Prime Minister Stephen Harper was equally correct when he told Mexican President Felipe Calderon that the reason why visas had become necessary was because Canada’s refugee system encouraged bogus claims and had to be changed.

It has been clear since the current refugee determination was put in place nearly two decades ago that it is highly dysfunctional. While the auditor general of Canada, among others, has documented its shortcomings in detail, no one has been prepared to take on the powerful Canadian refugee lobby, which keeps insisting we are far too stingy when it comes to accepting those seeking asylum.

We are the most generous country in the world in welcoming refugees. We accept 50 per cent of those who make claims in Canada (compared to an average of 12 to 15 per cent for other Western countries) and on a per capita basis we grant refugee status to four or five times the number that others do. We also provide the most generous package of benefits — a fact that makes us a highly attractive destination for asylum shoppers.

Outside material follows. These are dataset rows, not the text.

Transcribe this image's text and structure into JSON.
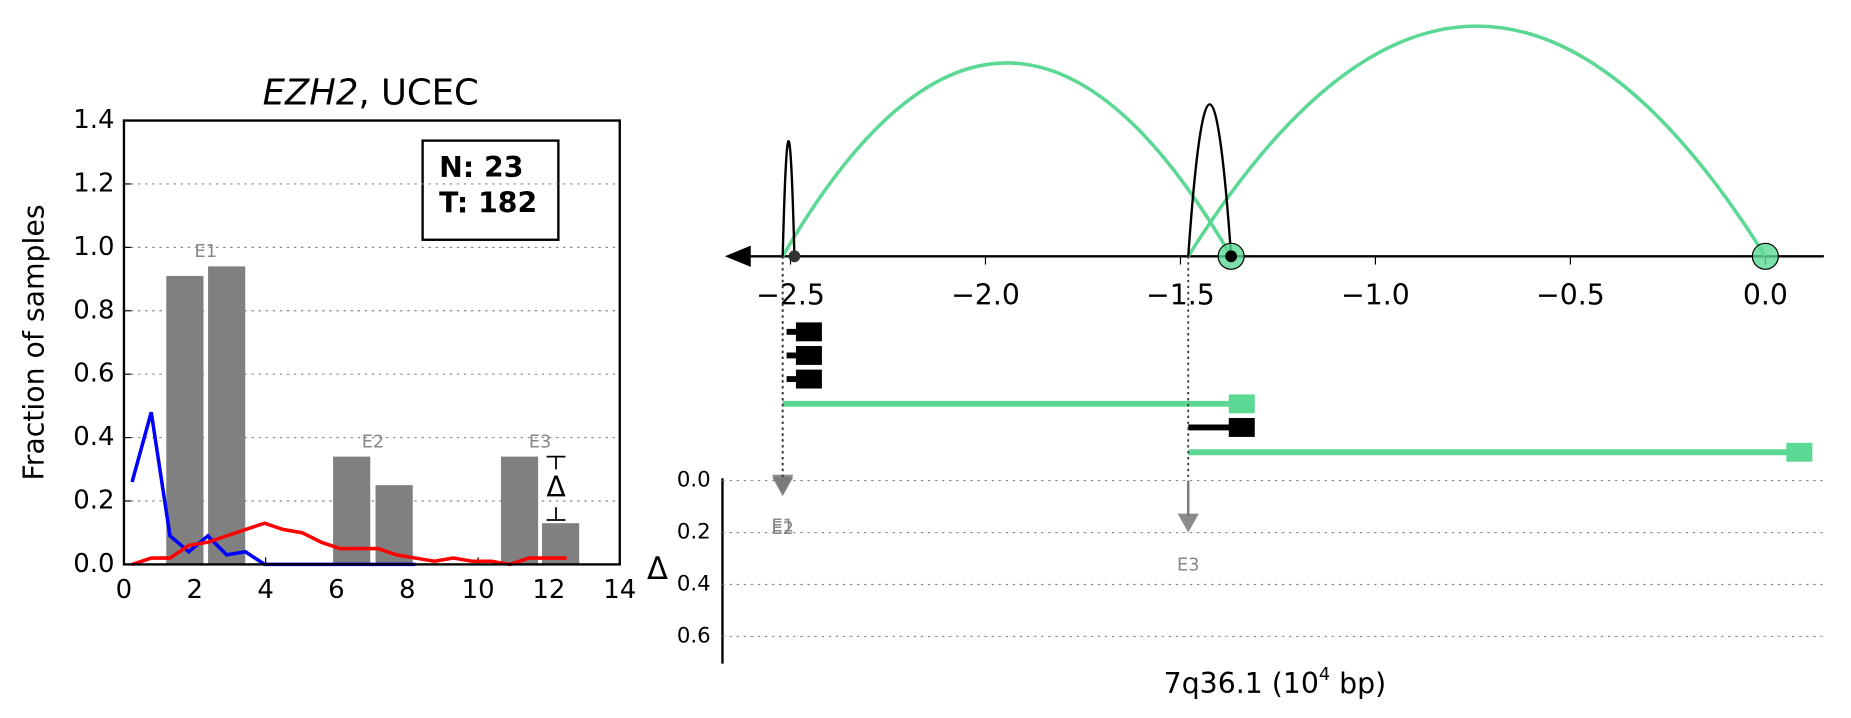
{
  "chart_data": [
    {
      "type": "bar",
      "title": [
        "EZH2",
        ", UCEC"
      ],
      "ylabel": "Fraction of samples",
      "xlim": [
        0,
        14
      ],
      "xticks": [
        0,
        2,
        4,
        6,
        8,
        10,
        12,
        14
      ],
      "ylim": [
        0,
        1.4
      ],
      "yticks": [
        {
          "value": 0,
          "label": "0.0"
        },
        0.2,
        0.4,
        0.6,
        0.8,
        {
          "value": 1,
          "label": "1.0"
        },
        1.2,
        1.4
      ],
      "grid": true,
      "x": [
        1.72,
        2.9,
        6.43,
        7.63,
        11.17,
        12.33
      ],
      "values": [
        0.91,
        0.94,
        0.34,
        0.25,
        0.34,
        0.13
      ],
      "color": "#808080",
      "group_labels": [
        "E1",
        "E2",
        "E3"
      ],
      "series": [
        {
          "color": "#0000ff",
          "x": [
            0.23,
            0.77,
            1.3,
            1.83,
            2.37,
            2.9,
            3.43,
            3.97,
            4.5,
            5.03,
            5.57,
            6.1,
            6.63,
            7.17,
            7.7,
            8.23
          ],
          "values": [
            0.26,
            0.48,
            0.09,
            0.04,
            0.09,
            0.03,
            0.04,
            0,
            0,
            0,
            0,
            0,
            0,
            0,
            0,
            0
          ]
        },
        {
          "color": "#ff0000",
          "x": [
            0.23,
            0.77,
            1.3,
            1.83,
            2.37,
            2.9,
            3.43,
            3.97,
            4.5,
            5.03,
            5.57,
            6.1,
            6.63,
            7.17,
            7.7,
            8.23,
            8.77,
            9.3,
            9.83,
            10.37,
            10.9,
            11.43,
            11.97,
            12.5
          ],
          "values": [
            0,
            0.02,
            0.02,
            0.06,
            0.07,
            0.09,
            0.11,
            0.13,
            0.11,
            0.1,
            0.07,
            0.05,
            0.05,
            0.05,
            0.03,
            0.02,
            0.01,
            0.02,
            0.01,
            0.01,
            0,
            0.02,
            0.02,
            0.02
          ]
        }
      ],
      "stats": [
        "N: 23",
        "T: 182"
      ],
      "delta": {
        "label": "Δ",
        "x": 12.2,
        "low": 0.14,
        "high": 0.34
      }
    },
    {
      "type": "arc",
      "xlabel": [
        "7q36.1 (10",
        "4",
        " bp)"
      ],
      "xlim": [
        -2.62,
        0.15
      ],
      "xticks": [
        {
          "value": -2.5,
          "label": "−2.5"
        },
        {
          "value": -2,
          "label": "−2.0"
        },
        {
          "value": -1.5,
          "label": "−1.5"
        },
        {
          "value": -1,
          "label": "−1.0"
        },
        {
          "value": -0.5,
          "label": "−0.5"
        },
        {
          "value": 0,
          "label": "0.0"
        }
      ],
      "arcs": [
        {
          "start": -2.52,
          "end": -1.37,
          "height": 0.84,
          "color": "#5ad894"
        },
        {
          "start": -1.48,
          "end": 0,
          "height": 1.0,
          "color": "#5ad894"
        },
        {
          "start": -2.52,
          "end": -2.49,
          "height": 0.5,
          "color": "#000000"
        },
        {
          "start": -1.48,
          "end": -1.37,
          "height": 0.66,
          "color": "#000000"
        }
      ],
      "anchors": [
        {
          "x": -2.49,
          "color": "#333333"
        },
        {
          "x": -1.37,
          "color": "#5ad894"
        },
        {
          "x": 0,
          "color": "#5ad894"
        }
      ],
      "tracks": [
        {
          "start": -2.51,
          "end": -2.48,
          "color": "#000000"
        },
        {
          "start": -2.51,
          "end": -2.48,
          "color": "#000000"
        },
        {
          "start": -2.51,
          "end": -2.48,
          "color": "#000000"
        },
        {
          "start": -2.52,
          "end": -1.37,
          "color": "#5ad894"
        },
        {
          "start": -1.48,
          "end": -1.37,
          "color": "#000000"
        },
        {
          "start": -1.48,
          "end": 0.06,
          "color": "#5ad894"
        }
      ],
      "ylabel": "Δ",
      "ylim": [
        0,
        0.7
      ],
      "yticks": [
        {
          "value": 0,
          "label": "0.0"
        },
        0.2,
        0.4,
        0.6
      ],
      "exons": [
        {
          "label": "E1",
          "x": -2.52,
          "delta": 0.05
        },
        {
          "label": "E2",
          "x": -2.52,
          "delta": 0.06
        },
        {
          "label": "E3",
          "x": -1.48,
          "delta": 0.2
        }
      ]
    }
  ]
}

The problems with the current system are many. To begin with, we allow far too many people to make claims, thus clogging the system and slowing down the processing of claims that have merit.

We also need to reduce the multitude of appeals and reviews available to failed claimants to a single substantive reappraisal of their case. Under the current system they are able to avoid removal for years by means of serial reviews and appeals. All of these should be bundled into a single one-stop process so that those whose claims were rejected know quickly if they will be allowed to stay here permanently or will be removed without delay if the review is not favourable.

Whether the government will be able to make any substantive changes to refugee policy remains to be seen. The opposition parties have not been co-operative when it comes to reforming the system and, in fact, have been attempting to complicate it further by adding yet a further layer of appeal without first clearing up the existing mess.

Canadians, however, are increasingly aware that the refugee system is badly in need of a complete overhaul and those who try to block it could well pay a price in terms of electoral support.